The City and Borough Assembly Task Force on Homelessness held its second meeting Tuesday, brainstorming numerous options for fighting the rise of homelessness in Alaska’s capital city.
One of the many ideas on the table was considering the long-term role of the Glory Hole. The homeless shelter and soup kitchen resides in the heart of downtown Juneau, but there have been attempts in the past to move it away.
The task force discussed this possibility, looking at the possibility of moving the shelter closer to medical services. Police Chief Bryce Johnson — who is a task member for the time being until he leaves for his new post in Idaho — said the shelter could be in a more suitable location.
“If you were to rebuild the city from scratch,” Johnson said, “you would not put the Glory Hole where it’s at.”
Glory Hole Director (and task force member) Mariya Lovischuk said that an ideal location for the shelter would be somewhere with plenty of parking and on flat land instead of on a hillside. She also said it’s not the time to move, and that there are more pressing issues with the shelter than its location.
“I think there are so many questions other than where it belongs,” Lovischuk said. “I think the money question is a huge question. I think land in Juneau is a huge question. I think there are so many questions that go with that question (of location). Is that really the priority?”
The issue of the shelter’s location is a long-standing one. Past attempts to move the Glory Hole have centered around moving the homeless population away from downtown businesses and tourist areas.
Downtown business owners began a movement in 2001 to move the shelter away from downtown, but the Glory Hole Board of Directors voted to keep it on Franklin Street, saying that if the Glory Hole would leave downtown, the homeless issue would worsen.
Cindy Dau, who is not on the task force but has attended and contributed to both meetings, said she felt that the shelter’s space could be utilized better. She pointed out that Lovischuk and her staff do a good job of filling the space they have, but that if someone looked at the floor plan there could be more room for people in need of shelter.
“I’m not the expert in space usage,” Dau said after the meeting. “There have just got to be different ways that we can get people in there so we don’t have to hear that they’re cold in the winter. That’s what I’m trying to do, is don’t be full in the winter. There’s got to be a way to shelter people.”
More toilets needed
The Glory Hole wasn’t the only major topic discussed Tuesday.
The task force currently includes seven members, including Chair and Assembly member Debbie White, Assembly members Maria Gladziszewski and Norton Gregory, Chief Housing Officer Scott Ciambor, Johnson (who will soon be replaced on the task force by Deputy Chief Ed Mercer), Lovischuk and Polaris House Director Bruce Van Dusen.
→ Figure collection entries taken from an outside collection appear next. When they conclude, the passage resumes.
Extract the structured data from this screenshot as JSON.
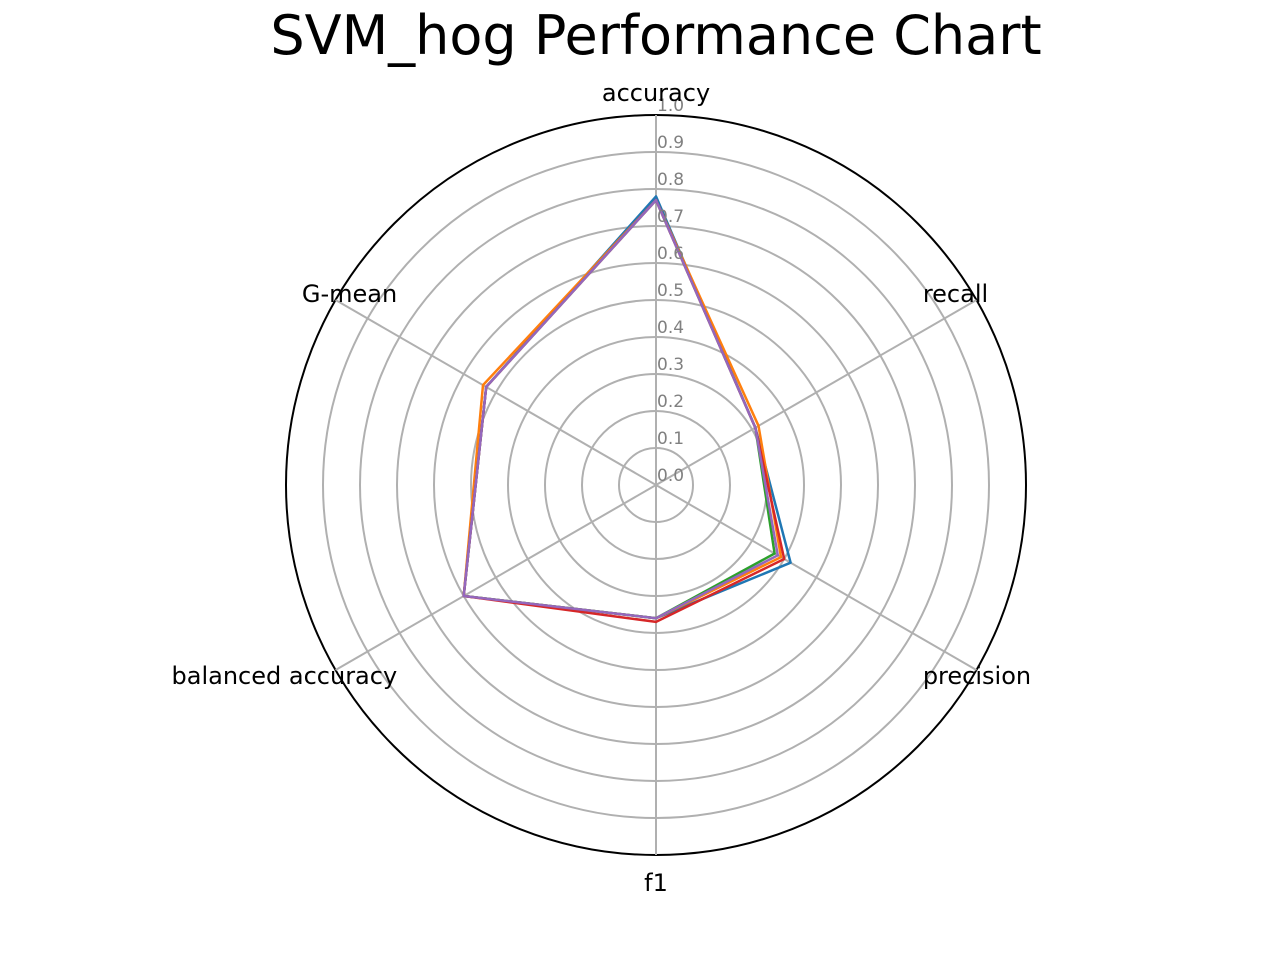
{
  "chart_data": {
    "type": "radar",
    "title": "SVM_hog Performance Chart",
    "axes": [
      "accuracy",
      "recall",
      "precision",
      "f1",
      "balanced accuracy",
      "G-mean"
    ],
    "rlim": [
      0,
      1.0
    ],
    "r_ticks": [
      "0.0",
      "0.1",
      "0.2",
      "0.3",
      "0.4",
      "0.5",
      "0.6",
      "0.7",
      "0.8",
      "0.9",
      "1.0"
    ],
    "grid": true,
    "series": [
      {
        "color": "#1f77b4",
        "values": [
          0.78,
          0.31,
          0.42,
          0.36,
          0.6,
          0.53
        ]
      },
      {
        "color": "#ff7f0e",
        "values": [
          0.77,
          0.32,
          0.39,
          0.36,
          0.6,
          0.54
        ]
      },
      {
        "color": "#2ca02c",
        "values": [
          0.77,
          0.31,
          0.37,
          0.36,
          0.6,
          0.53
        ]
      },
      {
        "color": "#d62728",
        "values": [
          0.77,
          0.31,
          0.4,
          0.37,
          0.6,
          0.53
        ]
      },
      {
        "color": "#9467bd",
        "values": [
          0.77,
          0.31,
          0.38,
          0.36,
          0.6,
          0.53
        ]
      }
    ]
  }
}
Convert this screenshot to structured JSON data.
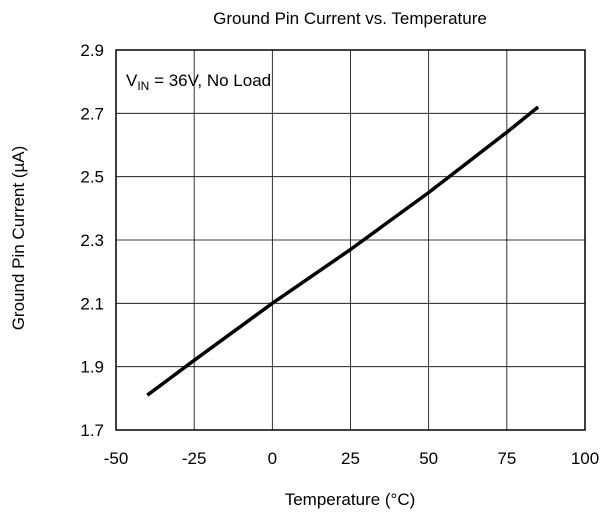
{
  "chart_data": {
    "type": "line",
    "title": "Ground Pin Current vs. Temperature",
    "xlabel": "Temperature (°C)",
    "ylabel": "Ground Pin Current (µA)",
    "xlim": [
      -50,
      100
    ],
    "ylim": [
      1.7,
      2.9
    ],
    "xticks": [
      -50,
      -25,
      0,
      25,
      50,
      75,
      100
    ],
    "yticks": [
      1.7,
      1.9,
      2.1,
      2.3,
      2.5,
      2.7,
      2.9
    ],
    "xtick_labels": [
      "-50",
      "-25",
      "0",
      "25",
      "50",
      "75",
      "100"
    ],
    "ytick_labels": [
      "1.7",
      "1.9",
      "2.1",
      "2.3",
      "2.5",
      "2.7",
      "2.9"
    ],
    "grid": true,
    "annotation": {
      "main": "V",
      "subscript": "IN",
      "rest": " = 36V, No Load"
    },
    "series": [
      {
        "x": [
          -40,
          -25,
          0,
          25,
          50,
          75,
          85
        ],
        "y": [
          1.81,
          1.92,
          2.1,
          2.27,
          2.45,
          2.64,
          2.72
        ]
      }
    ],
    "colors": {
      "line": "#000000",
      "grid": "#000000",
      "frame": "#000000"
    }
  }
}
The six task force members who were present (Gladziszewski was absent) discussed a variety of other topics, spending a good amount of time talking about increasing access to toilets. As Ciambor pointed out, the United Nations’ suggests one toilet per 20 people in refugee camps. According to a study done this winter, Juneau has 59 unsheltered residents, but there are no 24-hour bathrooms available and currently just one that is free to use after dark.
There’s a public restroom at City Hall, but it closes at night. Another option sprung up a few weeks ago, when Docks and Harbors employees placed a portable toilet on the cruise dock near the downtown public library. With no options overnight, some people began using the vendor booths as bathrooms, leading to an early-morning cleanup process for Docks and Harbors employees.
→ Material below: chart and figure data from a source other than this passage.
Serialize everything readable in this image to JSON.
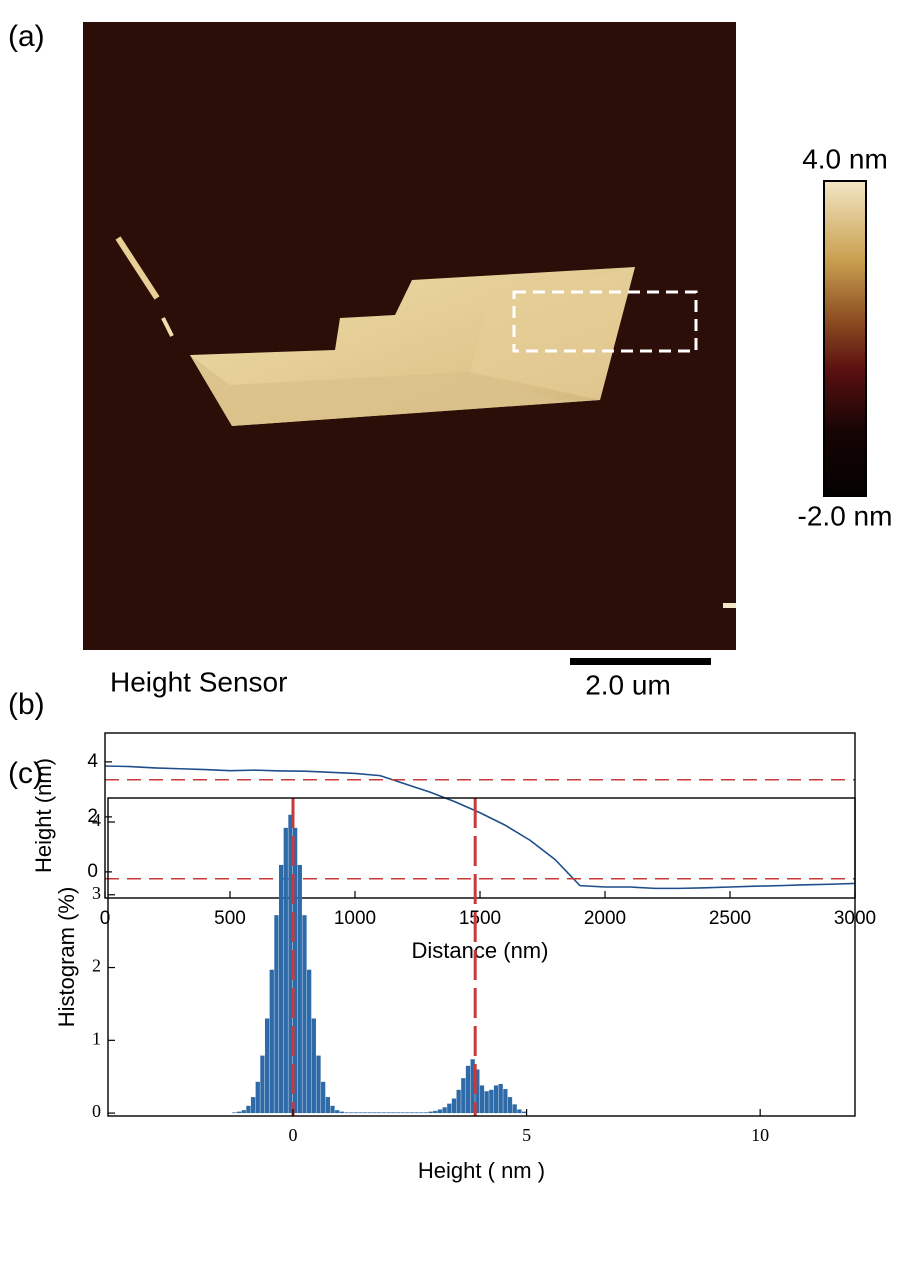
{
  "image": {
    "panel_label": "(a)",
    "caption": "Height Sensor",
    "scale_bar": "2.0 um",
    "colorbar_max": "4.0 nm",
    "colorbar_min": "-2.0 nm"
  },
  "chart_data": [
    {
      "type": "line",
      "panel_label": "(b)",
      "xlabel": "Distance (nm)",
      "ylabel": "Height (nm)",
      "x": [
        0,
        100,
        200,
        300,
        400,
        500,
        600,
        700,
        800,
        900,
        1000,
        1100,
        1200,
        1300,
        1400,
        1500,
        1600,
        1700,
        1800,
        1900,
        2000,
        2100,
        2200,
        2300,
        2400,
        2500,
        2600,
        2700,
        2800,
        2900,
        3000
      ],
      "series": [
        {
          "color": "#1f4e8c",
          "values": [
            3.85,
            3.83,
            3.78,
            3.75,
            3.72,
            3.68,
            3.7,
            3.67,
            3.66,
            3.62,
            3.58,
            3.5,
            3.2,
            2.9,
            2.55,
            2.15,
            1.7,
            1.15,
            0.45,
            -0.5,
            -0.55,
            -0.55,
            -0.6,
            -0.6,
            -0.58,
            -0.55,
            -0.52,
            -0.5,
            -0.47,
            -0.45,
            -0.42
          ]
        }
      ],
      "hlines": [
        3.35,
        -0.25
      ],
      "ref_color": "#c83a3a",
      "xlim": [
        0,
        3000
      ],
      "xticks": [
        0,
        500,
        1000,
        1500,
        2000,
        2500,
        3000
      ],
      "ylim": [
        -0.95,
        5.05
      ],
      "yticks": [
        0,
        2,
        4
      ]
    },
    {
      "type": "histogram",
      "panel_label": "(c)",
      "xlabel": "Height ( nm )",
      "ylabel": "Histogram (%)",
      "color": "#2e6aa8",
      "bins": [
        -1.4,
        -1.3,
        -1.2,
        -1.1,
        -1.0,
        -0.9,
        -0.8,
        -0.7,
        -0.6,
        -0.5,
        -0.4,
        -0.3,
        -0.2,
        -0.1,
        0.0,
        0.1,
        0.2,
        0.3,
        0.4,
        0.5,
        0.6,
        0.7,
        0.8,
        0.9,
        1.0,
        1.1,
        1.2,
        1.3,
        1.4,
        1.5,
        1.6,
        1.7,
        1.8,
        1.9,
        2.0,
        2.1,
        2.2,
        2.3,
        2.4,
        2.5,
        2.6,
        2.7,
        2.8,
        2.9,
        3.0,
        3.1,
        3.2,
        3.3,
        3.4,
        3.5,
        3.6,
        3.7,
        3.8,
        3.9,
        4.0,
        4.1,
        4.2,
        4.3,
        4.4,
        4.5,
        4.6,
        4.7,
        4.8,
        4.9,
        5.0
      ],
      "values": [
        0.0,
        0.01,
        0.02,
        0.04,
        0.1,
        0.22,
        0.43,
        0.79,
        1.3,
        1.97,
        2.72,
        3.41,
        3.92,
        4.1,
        3.92,
        3.41,
        2.72,
        1.97,
        1.3,
        0.79,
        0.43,
        0.22,
        0.1,
        0.04,
        0.02,
        0.01,
        0.01,
        0.01,
        0.01,
        0.01,
        0.01,
        0.01,
        0.01,
        0.01,
        0.01,
        0.01,
        0.01,
        0.01,
        0.01,
        0.01,
        0.01,
        0.01,
        0.01,
        0.02,
        0.03,
        0.05,
        0.08,
        0.13,
        0.2,
        0.32,
        0.48,
        0.65,
        0.74,
        0.6,
        0.38,
        0.3,
        0.32,
        0.38,
        0.4,
        0.33,
        0.22,
        0.12,
        0.05,
        0.02
      ],
      "vlines": [
        0,
        3.9
      ],
      "ref_color": "#c83a3a",
      "xlim": [
        -3.96,
        12.03
      ],
      "xticks": [
        0,
        5,
        10
      ],
      "ylim": [
        -0.04,
        4.33
      ],
      "yticks": [
        0,
        1,
        2,
        3,
        4
      ]
    }
  ]
}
Docks and Harbors unlocks the new portable toilet in the evening and locks it back up in the morning. Port Director Carl Uchytil said he isn’t sure exactly what time the portable toilet opens and closes, and isn’t sure how long it will be posted there. The task force members agreed on the importance of figuring out a solution to the shortage of toilets downtown, but were unsure on whether to build a permanent facility or obtain more portable toilets for the area.
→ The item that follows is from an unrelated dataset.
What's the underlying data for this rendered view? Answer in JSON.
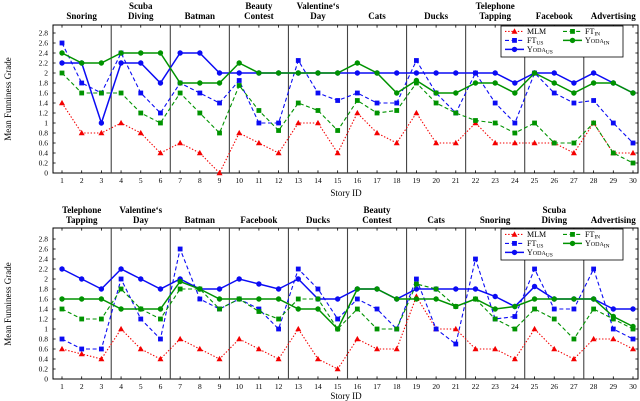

Whether talking about bathrooms or the Glory Hole, one of the main aims of the task force is to make access to services easier. Ciambor spoke particularly about “low-barrier” access to housing in town, which he said he’s seen in his research of how other cities are handling homelessness. The easier it is for people to get into housing, the easier it is to help them find jobs and get back on their feet.
“It’s not an isolated conversation,” Ciambor said of changes to the Glory Hole. “It’s all the shelters in town, it’s all the transitional housing. The trend across the country is that everything in your homeless system should be low-barrier. Every single unit should be low-barrier.”